The Department of Energy has $19 million in grant funding available for disadvantaged communities affected by decades of nuclear work, the agency said in a Tuesday press release.
Comments on the draft funding opportunity announcement for DOE’s Community Capacity Building Grant Program are due by Oct. 10, the agency said in the press release.The program will award multiple grants, lasting from one-to-three years. The grants are meant to further economic development goals, promote revitalization and “promote inclusive community engagement practices,” DOE said in the release.
The grants would be worth between $1 million and $5 million each. Independent school districts, state, county as well as federally-recognized tribal governments could be eligible, according to a brief synopsis of the program. Comments should be emailed to [email protected].
The United Kingdom’s Nuclear Decommissioning Authority has seen its remediation responsibility expand in recent times, the agency said in an annual report filed with the House of Commons on Sept. 19.
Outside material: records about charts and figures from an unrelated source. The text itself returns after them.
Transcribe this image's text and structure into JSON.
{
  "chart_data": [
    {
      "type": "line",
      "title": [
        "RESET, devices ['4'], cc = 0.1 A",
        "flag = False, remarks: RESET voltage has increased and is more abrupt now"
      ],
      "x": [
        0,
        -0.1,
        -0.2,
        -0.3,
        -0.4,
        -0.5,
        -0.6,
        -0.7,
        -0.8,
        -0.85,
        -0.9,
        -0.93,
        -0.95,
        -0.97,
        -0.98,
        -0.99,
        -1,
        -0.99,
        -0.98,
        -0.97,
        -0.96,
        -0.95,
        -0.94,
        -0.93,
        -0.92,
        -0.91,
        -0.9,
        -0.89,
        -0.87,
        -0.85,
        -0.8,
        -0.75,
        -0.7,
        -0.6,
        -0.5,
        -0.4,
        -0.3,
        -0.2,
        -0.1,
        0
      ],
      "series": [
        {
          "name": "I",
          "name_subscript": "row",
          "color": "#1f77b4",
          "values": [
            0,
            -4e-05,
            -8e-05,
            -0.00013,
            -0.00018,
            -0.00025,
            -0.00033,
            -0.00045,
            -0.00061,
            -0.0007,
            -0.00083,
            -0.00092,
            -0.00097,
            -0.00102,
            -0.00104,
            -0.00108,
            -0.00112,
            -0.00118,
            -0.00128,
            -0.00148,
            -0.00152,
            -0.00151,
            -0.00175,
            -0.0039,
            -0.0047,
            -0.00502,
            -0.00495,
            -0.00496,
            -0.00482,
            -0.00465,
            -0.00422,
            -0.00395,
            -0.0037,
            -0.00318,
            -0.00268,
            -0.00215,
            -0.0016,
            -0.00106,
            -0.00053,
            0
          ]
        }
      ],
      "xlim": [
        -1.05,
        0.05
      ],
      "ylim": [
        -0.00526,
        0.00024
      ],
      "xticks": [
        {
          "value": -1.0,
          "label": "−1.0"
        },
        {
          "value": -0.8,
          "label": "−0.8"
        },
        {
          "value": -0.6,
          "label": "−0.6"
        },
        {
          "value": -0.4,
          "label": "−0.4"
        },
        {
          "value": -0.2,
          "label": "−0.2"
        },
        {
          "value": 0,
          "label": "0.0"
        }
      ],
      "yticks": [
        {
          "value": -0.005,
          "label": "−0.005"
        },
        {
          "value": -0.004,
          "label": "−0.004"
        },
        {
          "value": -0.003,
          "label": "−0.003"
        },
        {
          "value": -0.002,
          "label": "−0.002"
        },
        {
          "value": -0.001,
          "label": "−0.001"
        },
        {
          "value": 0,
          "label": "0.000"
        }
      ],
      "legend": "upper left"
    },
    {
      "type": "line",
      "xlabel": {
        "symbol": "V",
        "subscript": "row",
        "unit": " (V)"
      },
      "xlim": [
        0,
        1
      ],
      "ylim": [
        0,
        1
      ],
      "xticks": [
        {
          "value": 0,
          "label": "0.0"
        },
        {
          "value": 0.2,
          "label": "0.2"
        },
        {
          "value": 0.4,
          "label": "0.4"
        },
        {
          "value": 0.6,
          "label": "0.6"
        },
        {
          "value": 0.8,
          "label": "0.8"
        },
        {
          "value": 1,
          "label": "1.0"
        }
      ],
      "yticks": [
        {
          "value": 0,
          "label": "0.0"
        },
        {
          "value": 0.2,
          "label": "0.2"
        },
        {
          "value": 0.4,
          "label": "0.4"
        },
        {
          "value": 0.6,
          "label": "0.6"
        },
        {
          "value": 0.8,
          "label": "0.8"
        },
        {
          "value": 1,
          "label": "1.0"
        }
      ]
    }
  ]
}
“We have been asked to use our specialist expertise and skills, to decommission newer reactors as they reach the end of their power-generating lives,” according to the report. “Arrangements have been agreed by the UK Government, Scottish Government and EDF Energy for the NDA [Nuclear Decommissioning Authority] group to decommission Britain’s seven advanced gas-cooled reactor (AGR) stations” as the units are retired over the next decade.
After defueling, the spent fuel from the units will be shipped to Sellafield for interim storage, according to the report. Overall the authority, which has 17,000 workers, is responsible for decommissioning 17 nuclear sites, tearing down from than 800 buildings and cleaning up 950 hectares, which translates to more than 2,300 acres of land.
The Department of Energy’s Oak Ridge National Laboratory in Tennessee has a new entrepreneurial start-up program it hopes will spur business growth and speed commercialization of the lab’s technology.
The Oak Ridge lab’s “Safari” program seeks to attract “serial entrepreneurs,” who have sold at least one company, and acquaint them with some of the “hundreds of innovations” developed at the DOE research facility, according to an online procurement notice posted Tuesday. The program’s aim is “successfully matching the entrepreneur to a technology for licensing.” Recent lab research highlights range from supercomputing to “restoring the nation’s ability to produce plutonium-238 for deep space missions,” according to material included with the notice.
Safari is an addition to the DOE Office of Technology Transitions Practices to Accelerate the Commercialization of Technologies program. To learn more, contact Zeba Chowdhury ([email protected]) or Jennifer Caldwell ([email protected]) by 12 p.m. Eastern Time on Jan. 30, 2024.
William “Bill” Dewitt, a five-year member of the Department of Energy’s Nevada Site Specific Advisory Board, died Sept. 5, board chair Anthony Graham announced at the outset of Wednesday’s meeting.
Graham described Dewitt as a rancher who worked in the aerospace industry and was always active in organizations including the Rotary Club and the Nevada Farm Bureau.